A partir do final do século 20, com a constatação das mudanças climáticas e dos seus efeitos sobre o aquecimento global, provocado pelas emissões de gases de efeito estufa na atmosfera, especialmente o gás carbônico (CO2), iniciou-se uma reviravolta no setor energético. O mundo, que vinha produzindo a maior parte da sua eletricidade a partir de hidrocarbonetos e, em alguns países, de fonte nuclear, precisava de uma matriz elétrica mais limpa e renovável.

 

Sem a alternativa hídrica tão abundante, a saída foi investir em tecnologias de geração até então quase experimentais e pouco competitivas, especialmente a energia do sol e a dos ventos.
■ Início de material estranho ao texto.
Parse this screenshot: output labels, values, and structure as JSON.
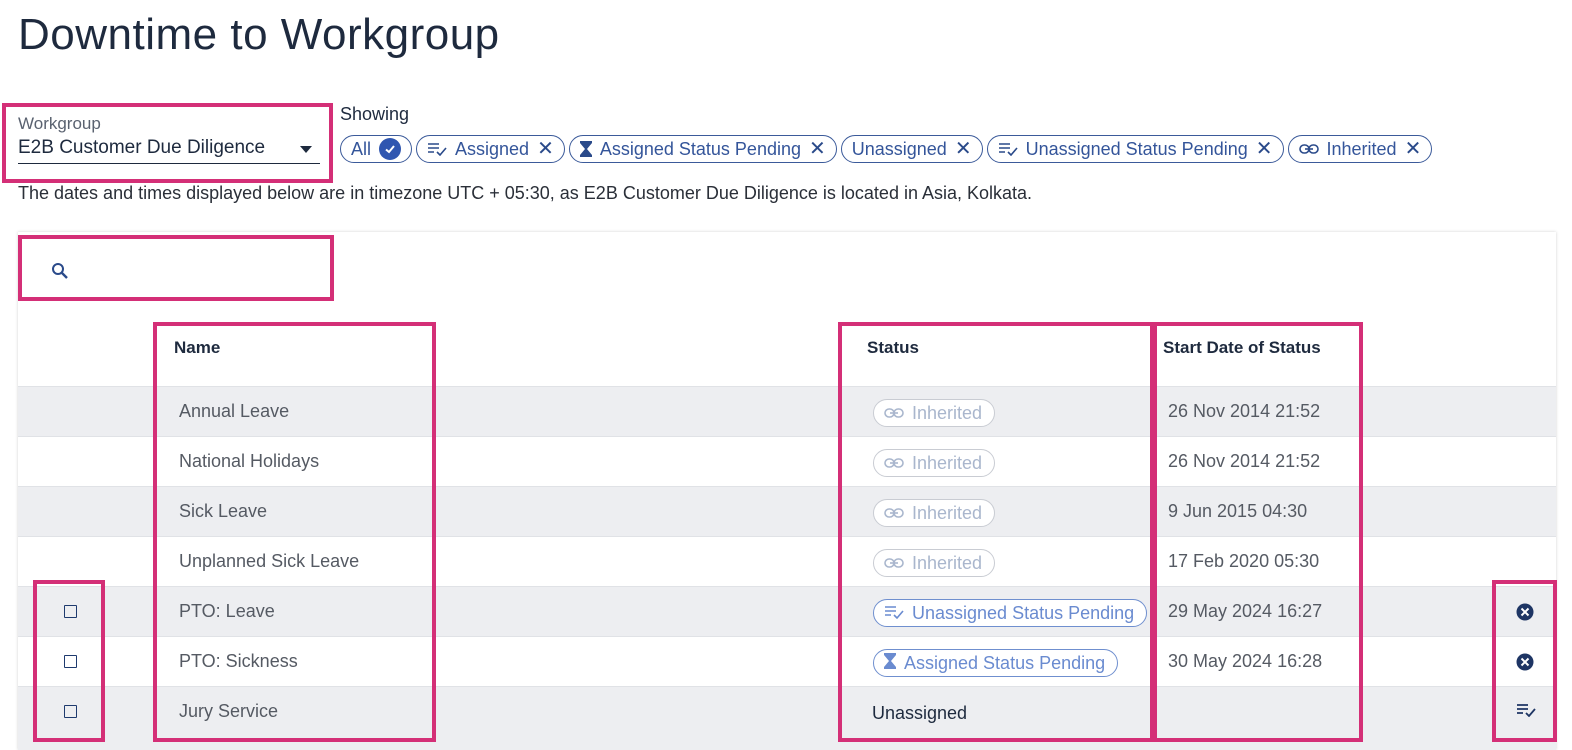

Uma tendência que ganhou contornos de urgência absoluta com a crescente insegurança das sociedades em relação à energia nuclear, temor acentuado a cada novo acidente com usinas atômicas, cujos marcos foram Three Mile Island (1979 – EUA), Chernobyl (ex-URSS – 1986) e Fukushima (Japão – 2011).

 

Em poucos anos, as fontes eólica e solar ganharam competitividade e tornaram-se focos centrais dos investimentos, especialmente na Europa. No Brasil, o despertar para essas alternativas ocorreu na metade da primeira década deste século e novamente o País constatou que, como acontecera com as hidrelétricas, tinha potencial para avançar rapidamente nessas fontes renováveis.

 

Segundo dados da Associação Brasileira de Energia Eólica (ABEEólica), a capacidade instalada de geração solar no Brasil saltou de apenas 22 MW em 2005 para 20.177 MW este ano e já com projetos em construção ou contratados para alcançar 30.203 MW em 2024. Segundo os dados da EPE, a capacidade instalada do parque eólico fechou 2020 com 9,8% da matriz elétrica brasileira. Também segundo a EPE, no seu Plano Decenal de Expansão Energética 2030 (PDE 2030), de 2026 a 2030, a fonte eólica terá expansão de 11.875 MW, a uma média anual de 2.375 MW. Mas a presidente da ABEEólica, Elbia Gannoum, considera a estimativa conservadora e prevê que essa expansão ficará em torno de 3 mil MW anuais, o que elevaria a capacidade do parque gerador eólico a quase 50 mil MW naquele ano.

 

PLACAS FOTOVOLTAICAS

 

A trajetória da energia solar produzida a partir de placas fotovoltaicas é mais recente, mas tende a seguir o mesmo rumo da eólica. Os dados da Associação Brasileira de Energia Solar Fotovoltaica (Absolar) mostram que, partindo do zero em 2011, a fonte alcançou 9.451 MW de capacidade instalada em junho deste ano, divididos em 6.024 MW de geração distribuída e 3.427 MW de geração centralizada.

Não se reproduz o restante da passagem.